За Левашевым — любующийся собой Чернышев. По другую сторону красного стола — генерал-адъютант Голенищев-Кутузов…
Вскорости именно он станет командовать на кронверке Петропавловской крепости палачами и ему крикнет Рылеев, сорвавшись с виселицы с обрывком гинлой веревки на шее:
— Подлый опричник тирана! Дай же палачу свои аксельбанты, чтобы нам не умирать в третий раз!
За Кутузовым генерал-адъютант Бенкендорф, — ну, этому предстоит известность, слишком обильная подробностями, чтобы о нем припомнилось что-то одно-единственное. Генерал-адъютант Потапов. И полковник флигель-адъютант Адлерберг, — он членом Комитета не удостоен быть, зато составляет для самого императора записки о важнейшем из творящегося здесь.
Наконец, в скромной стороне — Блудов, прикомандированный к следствию как бы на манер журналиста…
Потом Пущин расскажет, что за два-три месяца до того, как он будет в Комитете жестко, словно жестью, шелестеть плотными своими листами, в дни междуцарствия, Блудов говорил в свойской компании:
— Это удивительно! Вот уж месяц, как у нас нет государя, и, однако, все идет так же хорошо, — или, по крайней мере, так же плохо, как прежде! Не попробовать ли продлить сей срок, а, господа? Единственно для опыта?
И, наверное, смеялся, сощуривая глаза, как щурит теперь, с вдумчивым любопытством вглядываясь в лицо подпоручика Горбачевского.
Тайный комитет…
Даже и сейчас, вспомнив его наименование, Иван Иванович чуть не сплюнул в сердцах.
Тайный!
Положим, ему, безотлагательно учрежденному 17 декабря 1825 года, уже через месяц было определено более не именоваться тайным, но самым-то первым, неудержимо-непроизвольным порывом было — учредить тайну. Засекретиться. Будучи наверху, на вершине, спрятаться в подполье. Да и потом, вроде бы спохватившись и застеснявшись, что такие дела втайне делать даже и непристойно, от таинственности не отказались.
Когда, уже решив судьбу подследственных и подсудимых, правительство надумало издать составленное Блудовым «Донесение Следственной комиссии» — теперь она называлась совсем скромно, комиссией, указывая на свою временную, а не постоянную роль, — цензура, сперва отнюдь не возразив, очень скоро опамятовалась, очнулась и негласно порекомендовала изъять из обращения этот документ — официальный, правительственный! Даром что и он был документом лживым. Вчерашний вольно-мыслитель умолчал о многом, среди чего оказалось стремление бунтовщиков к освобождению крестьян, к исправлению судопроизводства, к преобразованию войска, к уничтожению военных поселений и прочая, прочая; многое умалил и унизил, цель восстания объявил бессмысленной утопией, словно даже потешной, — да что там! Самого слова «восстание» не употребил ни единого разу, как и слов «заговор» или же «возмущение».

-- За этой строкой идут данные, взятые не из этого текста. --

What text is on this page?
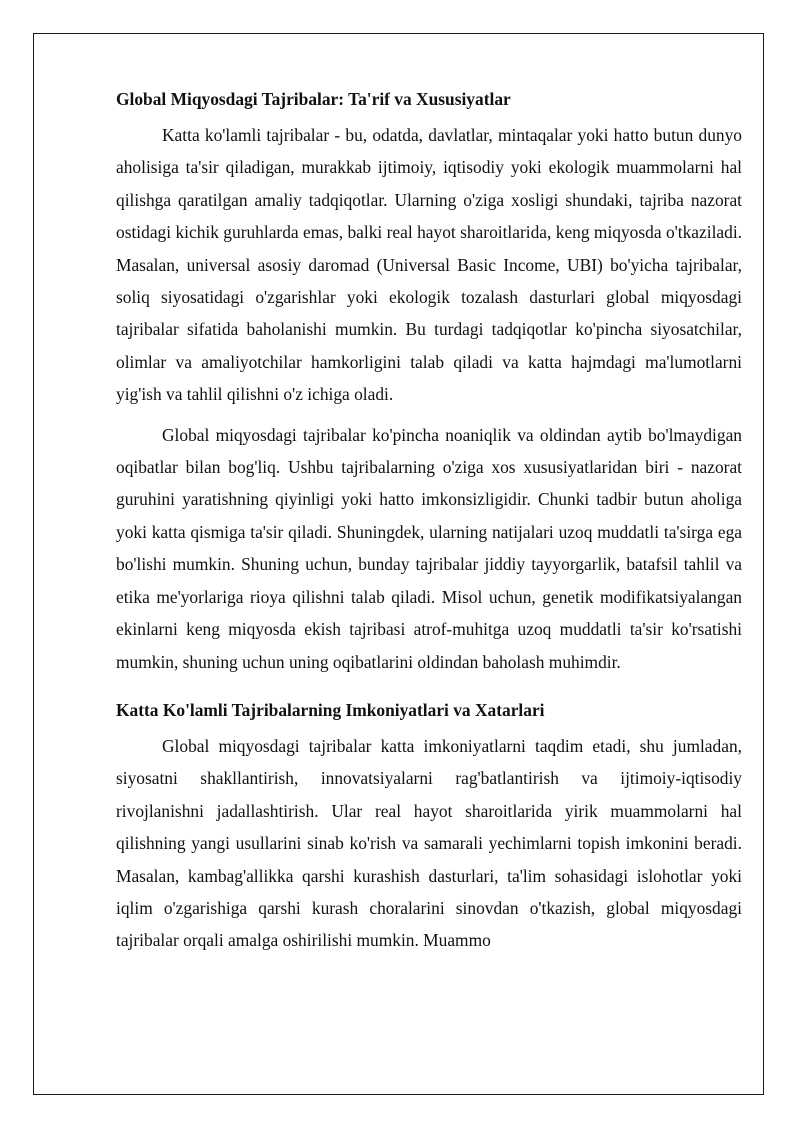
Global Miqyosdagi Tajribalar: Ta'rif va Xususiyatlar

Katta ko'lamli tajribalar - bu, odatda, davlatlar, mintaqalar yoki hatto butun dunyo aholisiga ta'sir qiladigan, murakkab ijtimoiy, iqtisodiy yoki ekologik muammolarni hal qilishga qaratilgan amaliy tadqiqotlar. Ularning o'ziga xosligi shundaki, tajriba nazorat ostidagi kichik guruhlarda emas, balki real hayot sharoitlarida, keng miqyosda o'tkaziladi. Masalan, universal asosiy daromad (Universal Basic Income, UBI) bo'yicha tajribalar, soliq siyosatidagi o'zgarishlar yoki ekologik tozalash dasturlari global miqyosdagi tajribalar sifatida baholanishi mumkin. Bu turdagi tadqiqotlar ko'pincha siyosatchilar, olimlar va amaliyotchilar hamkorligini talab qiladi va katta hajmdagi ma'lumotlarni yig'ish va tahlil qilishni o'z ichiga oladi.

Global miqyosdagi tajribalar ko'pincha noaniqlik va oldindan aytib bo'lmaydigan oqibatlar bilan bog'liq. Ushbu tajribalarning o'ziga xos xususiyatlaridan biri - nazorat guruhini yaratishning qiyinligi yoki hatto imkonsizligidir. Chunki tadbir butun aholiga yoki katta qismiga ta'sir qiladi. Shuningdek, ularning natijalari uzoq muddatli ta'sirga ega bo'lishi mumkin. Shuning uchun, bunday tajribalar jiddiy tayyorgarlik, batafsil tahlil va etika me'yorlariga rioya qilishni talab qiladi. Misol uchun, genetik modifikatsiyalangan ekinlarni keng miqyosda ekish tajribasi atrof-muhitga uzoq muddatli ta'sir ko'rsatishi mumkin, shuning uchun uning oqibatlarini oldindan baholash muhimdir.

Katta Ko'lamli Tajribalarning Imkoniyatlari va Xatarlari

Global miqyosdagi tajribalar katta imkoniyatlarni taqdim etadi, shu jumladan, siyosatni shakllantirish, innovatsiyalarni rag'batlantirish va ijtimoiy-iqtisodiy rivojlanishni jadallashtirish. Ular real hayot sharoitlarida yirik muammolarni hal qilishning yangi usullarini sinab ko'rish va samarali yechimlarni topish imkonini beradi. Masalan, kambag'allikka qarshi kurashish dasturlari, ta'lim sohasidagi islohotlar yoki iqlim o'zgarishiga qarshi kurash choralarini sinovdan o'tkazish, global miqyosdagi tajribalar orqali amalga oshirilishi mumkin. Muammo
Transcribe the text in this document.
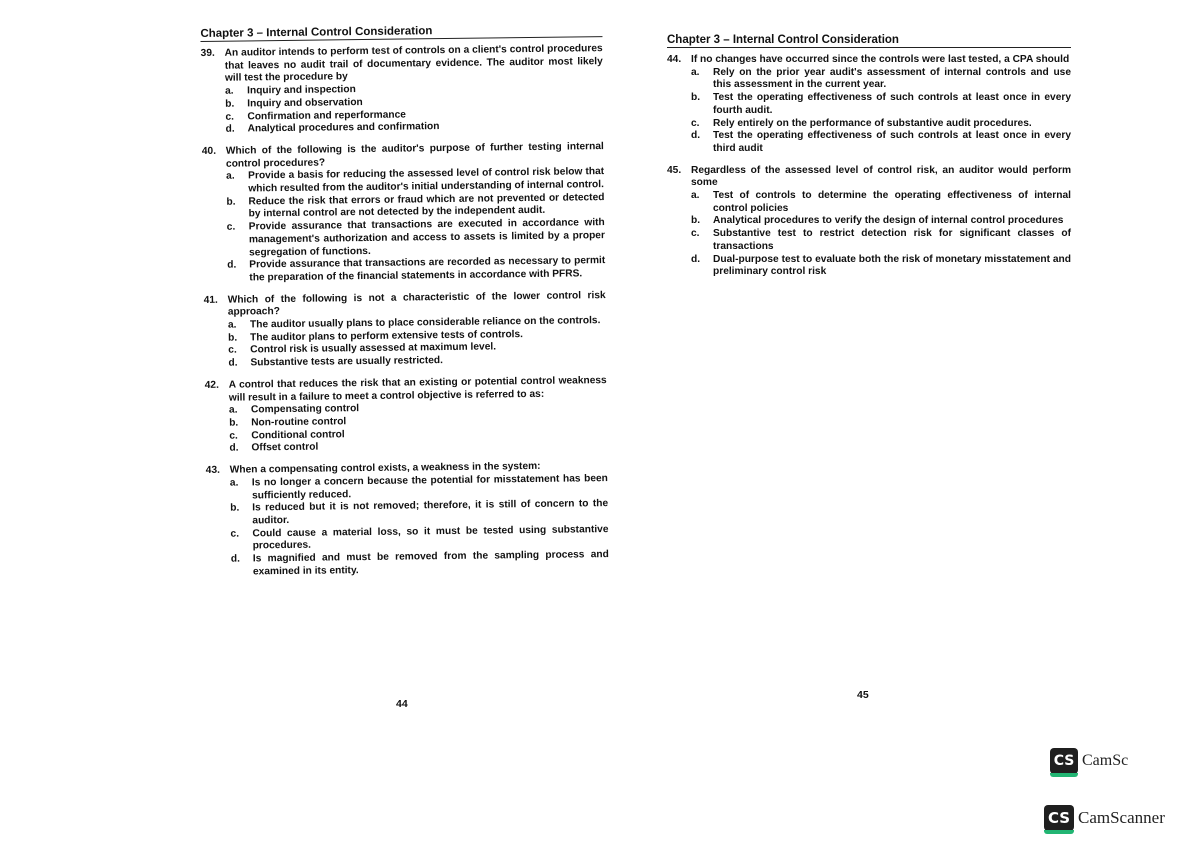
Chapter 3 – Internal Control Consideration
39. An auditor intends to perform test of controls on a client's control procedures that leaves no audit trail of documentary evidence. The auditor most likely will test the procedure by
a.	Inquiry and inspection
b.	Inquiry and observation
c.	Confirmation and reperformance
d.	Analytical procedures and confirmation
40. Which of the following is the auditor's purpose of further testing internal control procedures?
a.	Provide a basis for reducing the assessed level of control risk below that which resulted from the auditor's initial understanding of internal control.
b.	Reduce the risk that errors or fraud which are not prevented or detected by internal control are not detected by the independent audit.
c.	Provide assurance that transactions are executed in accordance with management's authorization and access to assets is limited by a proper segregation of functions.
d.	Provide assurance that transactions are recorded as necessary to permit the preparation of the financial statements in accordance with PFRS.
41. Which of the following is not a characteristic of the lower control risk approach?
a.	The auditor usually plans to place considerable reliance on the controls.
b.	The auditor plans to perform extensive tests of controls.
c.	Control risk is usually assessed at maximum level.
d.	Substantive tests are usually restricted.
42. A control that reduces the risk that an existing or potential control weakness will result in a failure to meet a control objective is referred to as:
a.	Compensating control
b.	Non-routine control
c.	Conditional control
d.	Offset control
43. When a compensating control exists, a weakness in the system:
a.	Is no longer a concern because the potential for misstatement has been sufficiently reduced.
b.	Is reduced but it is not removed; therefore, it is still of concern to the auditor.
c.	Could cause a material loss, so it must be tested using substantive procedures.
d.	Is magnified and must be removed from the sampling process and examined in its entity.
44
Chapter 3 – Internal Control Consideration
44. If no changes have occurred since the controls were last tested, a CPA should
a.	Rely on the prior year audit's assessment of internal controls and use this assessment in the current year.
b.	Test the operating effectiveness of such controls at least once in every fourth audit.
c.	Rely entirely on the performance of substantive audit procedures.
d.	Test the operating effectiveness of such controls at least once in every third audit
45. Regardless of the assessed level of control risk, an auditor would perform some
a.	Test of controls to determine the operating effectiveness of internal control policies
b.	Analytical procedures to verify the design of internal control procedures
c.	Substantive test to restrict detection risk for significant classes of transactions
d.	Dual-purpose test to evaluate both the risk of monetary misstatement and preliminary control risk
45
CS CamSc
CS CamScanner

Много, много позднее Горбачевскому попала в рука книга лондонского издания Герцена — Искандера «14 декабря 1825 г. и император Николай», где он и сподобился наконец прочитать блудовское «Донесение». Иван Иванович наставил на белых полях сердитых словечек «ложь», «ложь», а в самом конце, где заключительно значилось: «Скрепил это донесение действительный статский советник Блудов», начертал свою горбачевскую резолюцию:
«И сочинил».
Однако — для чего сочинил? Зачем?
Мягкосердечные, из тех, кто знавал Блудова ранее и продолжал со смехом поминать его лихие противуправительственные каламбуры, в разговорах и пересудах застенчиво предполагали: для того и затем, чтобы облегчить участь тех, с кем водился в либеральные свои годы, представив их вину маловажной, а замыслы — всего только легкомысленными. Сомнительно, господа! Да и просто наивно, ежели не больше того. Как тут не распознать расчетливый поступок холопа, который спешит успокоить хозяина, заботясь о сытом своем холопстве?
Не о хозяине даже заботясь, ибо холоп он лукавый и своекорыстный. Нет, о милости хозяина.
Еще тайный или уже более не тайный, комитет или комиссия, он или она — учреждение это руководилось и составлялось людьми точно такого же рода.
— Что побудило вас вступить в общество Славянское? — дознавался у Горбачевского допроситель его Чернышев; то есть делал вид, что желает дознаться. Дознания как раз и не было; люди, по должности призванные, — так, по крайности, объявлялось, — узнать истину, ее-то и не хотели. А приоткрыв ненароком, спешили утаить.
— Что побудило?..— по шарманочно заведенной форме спрашивали всех и всякого. И слышали ответы, по большей части чистосердечные, из коих, не ходя далеко, уже можно было спешить составлять наказ для государя, озабоченного благом государства.
— Любовь к отечеству, — рубили одни.
— Пример самых образованных и нравственных мужей в общество, — сообщали другие.
— Злоупотребления начальников, — жаловались-негодовали третьи.
— Грабительство и воровство чиновников, бюрократии…
— Общая безурядица сверху и донизу…
И вот, слушая все это, генерал, назначенный на должность искателя истины, вдруг любопытствует:
— От внушения ли других или от чтения книг?
И дозволяет себе великолепное благодушество:
— Ах, господа, господа! Вот вы небось читали и Монтескье, и Мабли, и всяких ваших Вольтеров, а я, благодаря бога, отроду не держал в руках ничего, кроме священного писания, и взгляните, сколько имею звезд, а в каком положении вы?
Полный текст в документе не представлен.